Deutscher Leistungsbilanzüberschuss in der Diskussion

Außenhandel

International wird Deutschland wegen seines hohen Leistungsbilanzüberschusses häufig kritisiert. Ökonomen der Commerzbank sind den Gründen für diesen Überschuss nachgegangen.

Mit knapp 300 Milliarden US-Dollar wies Deutschland im vergangenen Jahr erneut den mit Abstand höchsten Überschuss in der Leistungsbilanz weltweit auf. Auch 2018 steuert das Land auf ein Leistungsbilanzplus von 280 Milliarden Euro zu, prophezeien führende Forschungsinstitute. Dabei hatte Deutschland über die gesamten 1990er Jahre noch ein Leistungsbilanzdefizit. Die Wende kam Anfang des Jahrtausends, als im Handel mit den Euroländern und dem Rest der Welt zunehmend Überschüsse erzielt wurden. Was sind die Gründe dafür? Über diese Frage haben Ökonomen der Commerzbank nachgedacht.

Unterschiedliches Sparverhalten

Den Commerzbank-Experten zufolge spielt der schwache Euro, der Exporte ins Nicht-Euro-Ausland erleichtert, zwar eine Rolle.

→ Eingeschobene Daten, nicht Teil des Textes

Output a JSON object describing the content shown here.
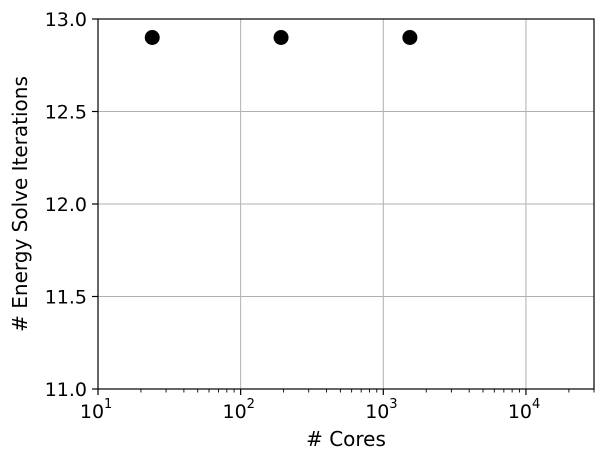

Doch Anfang dieses Jahrtausends sei der Außenwert sogar noch etwas tiefer gewesen als heute, und damals befand sich die Leistungsbilanz gegenüber den Nicht-Euro-Ländern leicht im Minus. Auch die deutsche Lohnzurückhaltung könne nicht als alleinige Erklärung herhalten, selbst wenn die Lohnstückkosten in Deutschland in den ersten Jahren der Währungsunion tatsächlich stagnierten, während sie im Durchschnitt der anderen Euroländer um 15 Prozent zulegten, wodurch deutsche Waren im Verhältnis günstiger wurden.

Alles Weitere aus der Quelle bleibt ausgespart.